The treatment for groin pain will depend on the underlying cause. In most cases, rest, ice, and pain medication are all that’s needed to treat the pain. Surgery is rarely necessary.

If you have a groin strain or tear, your physiotherapist may recommend that you take a break from sports or other activities that aggravate your pain. They may also recommend that you ice the area for 20 minutes several times a day and take over-the-counter pain medication, such as ibuprofen or acetaminophen.

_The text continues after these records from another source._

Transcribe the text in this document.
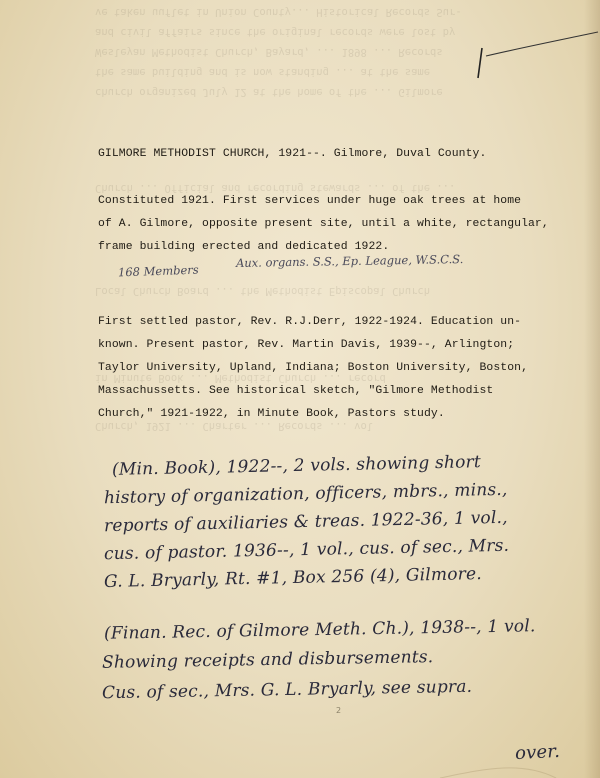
ve taken uuflet in Union County... Historical Records Sur-
and civil affairs since the original records were lost by
Wesleyan Methodist Church, Bayard, ... 1898 ... Records
the same building and is now standing ... at the same
church organized July 12 at the home of the ... Gilmore
Church ... Official and recording stewards ... of the ...
Local Church Board ... the Methodist Episcopal Church
in Minute Book ... Methodist Church ... record
Church, 1921 ... Charter ... Records ... vol
GILMORE METHODIST CHURCH, 1921--. Gilmore, Duval County.
Constituted 1921. First services under huge oak trees at home
of A. Gilmore, opposite present site, until a white, rectangular,
frame building erected and dedicated 1922.
168 Members
Aux. organs. S.S., Ep. League, W.S.C.S.
First settled pastor, Rev. R.J.Derr, 1922-1924. Education un-
known. Present pastor, Rev. Martin Davis, 1939--, Arlington;
Taylor University, Upland, Indiana; Boston University, Boston,
Massachussetts. See historical sketch, "Gilmore Methodist
Church," 1921-1922, in Minute Book, Pastors study.
(Min. Book), 1922--, 2 vols. showing short
history of organization, officers, mbrs., mins.,
reports of auxiliaries & treas. 1922-36, 1 vol.,
cus. of pastor. 1936--, 1 vol., cus. of sec., Mrs.
G. L. Bryarly, Rt. #1, Box 256 (4), Gilmore.
(Finan. Rec. of Gilmore Meth. Ch.), 1938--, 1 vol.
Showing receipts and disbursements.
Cus. of sec., Mrs. G. L. Bryarly, see supra.
2
over.
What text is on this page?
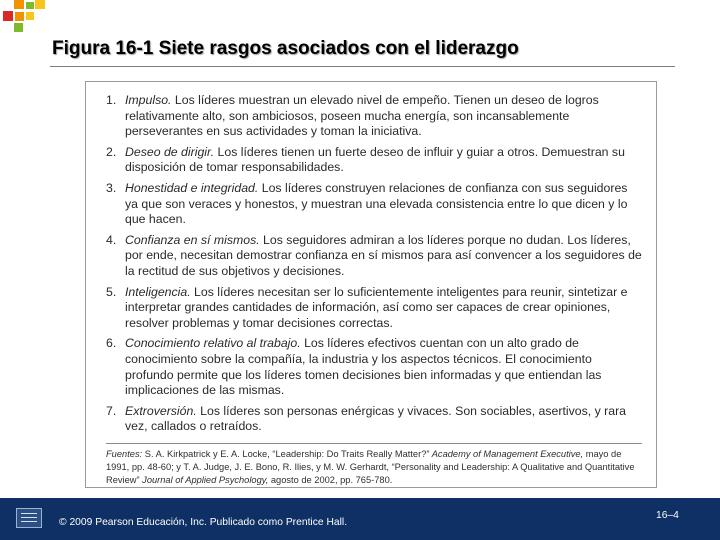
Figura 16-1 Siete rasgos asociados con el liderazgo
1. Impulso. Los líderes muestran un elevado nivel de empeño. Tienen un deseo de logros relativamente alto, son ambiciosos, poseen mucha energía, son incansablemente perseverantes en sus actividades y toman la iniciativa.
2. Deseo de dirigir. Los líderes tienen un fuerte deseo de influir y guiar a otros. Demuestran su disposición de tomar responsabilidades.
3. Honestidad e integridad. Los líderes construyen relaciones de confianza con sus seguidores ya que son veraces y honestos, y muestran una elevada consistencia entre lo que dicen y lo que hacen.
4. Confianza en sí mismos. Los seguidores admiran a los líderes porque no dudan. Los líderes, por ende, necesitan demostrar confianza en sí mismos para así convencer a los seguidores de la rectitud de sus objetivos y decisiones.
5. Inteligencia. Los líderes necesitan ser lo suficientemente inteligentes para reunir, sintetizar e interpretar grandes cantidades de información, así como ser capaces de crear opiniones, resolver problemas y tomar decisiones correctas.
6. Conocimiento relativo al trabajo. Los líderes efectivos cuentan con un alto grado de conocimiento sobre la compañía, la industria y los aspectos técnicos. El conocimiento profundo permite que los líderes tomen decisiones bien informadas y que entiendan las implicaciones de las mismas.
7. Extroversión. Los líderes son personas enérgicas y vivaces. Son sociables, asertivos, y rara vez, callados o retraídos.

Fuentes: S. A. Kirkpatrick y E. A. Locke, “Leadership: Do Traits Really Matter?” Academy of Management Executive, mayo de 1991, pp. 48-60; y T. A. Judge, J. E. Bono, R. Ilies, y M. W. Gerhardt, “Personality and Leadership: A Qualitative and Quantitative Review” Journal of Applied Psychology, agosto de 2002, pp. 765-780.

© 2009 Pearson Educación, Inc. Publicado como Prentice Hall.
16–4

If you have osteitis pubis, your doctor may recommend that you take nonsteroidal anti-inflammatory drugs (NSAIDs), such as ibuprofen or naproxen, to reduce the inflammation. They may also recommend physical therapy to stretch and strengthen the muscles in your groin.

When to see a physiotherapist

If you have groin pain that persists for more than a few days, or if the pain is severe, you should see your physiotherapist. They can help determine the underlying cause of your pain and recommend the best treatment plan.